Si la joie et l’espérance remplissaient le cœur de la fille de Jacques Garaud, la phtisie minait cette frêle poitrine et conduisait rapidement vers la tombe ce corps amaigri. Lucien qui de temps à autre apercevait Melle Harmant, se disait qu’un mariage avec cette enfant mourante était impossible. Il évitait le plus qu’il pouvait de se trouver en présence de Mary. On lui donnait sur sa demande le temps d’oublier, mais le père et la fille auraient voulu que l’oubli vînt plus vite. Or, Lucien n’oubliait pas.

Le faux Paul Harmant, ne sentant autour de lui aucune menace de prochain péril, envisageait l’avenir sans inquiétude, croyait fermement que dans un temps donné Lucien deviendrait son gendre, et travaillait sans relâche.

* * *

Le dimanche matin où Melle Amanda Régamy se rendait à Bois-le-Roi, Lucien Labroue prenait le chemin de la rue d’Assas. Le peintre Étienne Castel avait écrit la veille un mot au fils de Jules Labroue pour l’engager à venir passer la journée avec lui en compagnie de Georges Darier, revenu la veille de Tours. Lucien arriva le premier chez l’artiste, qui lui dit :

« En attendant notre ami Georges, causons un peu de vous. J’ai fait ce que vous m’aviez demandé de faire au sujet de Jeanne Fortier ; il résulte des renseignements puisés à bonne source que Jeanne Fortier est introuvable !

– Ainsi, murmura Lucien, il ne me reste aucune espérance de pouvoir interroger cette femme…

– Et chez M. Paul Harmant, comment vont les choses ? Ne vous êtes-vous point rapproché de Melle Mary ?

– À quoi bon ce rapprochement ?

– Peut-être vous serait-il plus utile que vous ne le croyez, dit Étienne Castel d’un ton grave. Je crois qu’il serait bon pour vous de laisser croire à M. Harmant que vous êtes prêt à épouser sa fille, et surtout de persuader Melle Mary que votre cœur, libre désormais, pourra lui appartenir un jour sans partage.

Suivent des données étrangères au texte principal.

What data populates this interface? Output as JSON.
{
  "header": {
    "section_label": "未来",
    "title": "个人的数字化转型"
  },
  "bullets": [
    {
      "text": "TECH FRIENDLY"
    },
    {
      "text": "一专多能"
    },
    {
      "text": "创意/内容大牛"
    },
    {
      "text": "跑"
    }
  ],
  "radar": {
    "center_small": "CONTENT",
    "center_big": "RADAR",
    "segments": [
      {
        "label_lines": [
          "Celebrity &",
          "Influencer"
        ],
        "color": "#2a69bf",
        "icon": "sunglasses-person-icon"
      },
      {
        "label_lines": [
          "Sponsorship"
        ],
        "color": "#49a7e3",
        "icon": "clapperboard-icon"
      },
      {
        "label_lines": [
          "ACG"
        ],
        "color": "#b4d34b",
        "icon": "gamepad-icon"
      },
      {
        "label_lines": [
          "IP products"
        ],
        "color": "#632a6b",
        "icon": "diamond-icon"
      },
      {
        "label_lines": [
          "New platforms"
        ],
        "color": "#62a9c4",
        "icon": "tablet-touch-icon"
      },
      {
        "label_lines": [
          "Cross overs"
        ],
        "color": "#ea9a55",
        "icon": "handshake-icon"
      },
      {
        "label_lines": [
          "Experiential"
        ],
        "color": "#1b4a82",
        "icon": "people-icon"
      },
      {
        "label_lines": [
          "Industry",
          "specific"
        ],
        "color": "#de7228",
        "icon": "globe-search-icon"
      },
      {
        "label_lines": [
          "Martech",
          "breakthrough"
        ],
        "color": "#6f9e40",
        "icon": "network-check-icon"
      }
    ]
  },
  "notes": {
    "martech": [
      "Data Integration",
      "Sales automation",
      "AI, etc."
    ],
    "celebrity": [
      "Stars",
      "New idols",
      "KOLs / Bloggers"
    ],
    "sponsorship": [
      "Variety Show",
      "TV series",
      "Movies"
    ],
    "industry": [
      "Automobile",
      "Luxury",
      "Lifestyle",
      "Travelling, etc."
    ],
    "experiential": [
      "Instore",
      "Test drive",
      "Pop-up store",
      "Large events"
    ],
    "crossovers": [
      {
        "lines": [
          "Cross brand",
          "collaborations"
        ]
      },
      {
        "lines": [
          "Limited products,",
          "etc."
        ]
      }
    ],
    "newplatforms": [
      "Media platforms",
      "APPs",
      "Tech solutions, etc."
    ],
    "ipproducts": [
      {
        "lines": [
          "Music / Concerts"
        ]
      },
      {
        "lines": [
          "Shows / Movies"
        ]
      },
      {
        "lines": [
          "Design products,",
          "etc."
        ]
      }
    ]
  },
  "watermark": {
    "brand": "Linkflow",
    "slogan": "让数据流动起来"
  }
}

– Mais cette malheureuse enfant se meurt !

– Raison de plus pour la laisser mourir avec l’illusion du bonheur. Dans certaines circonstances il faut savoir mentir…

– Mais pourquoi le faut-il en celle-ci ? demanda Lucien. Vous paraissez connaître beaucoup de choses que j’ignore. Vous devez avoir de sérieuses raisons pour m’engager à jouer à M. Harmant et à sa fille une comédie qui me répugne.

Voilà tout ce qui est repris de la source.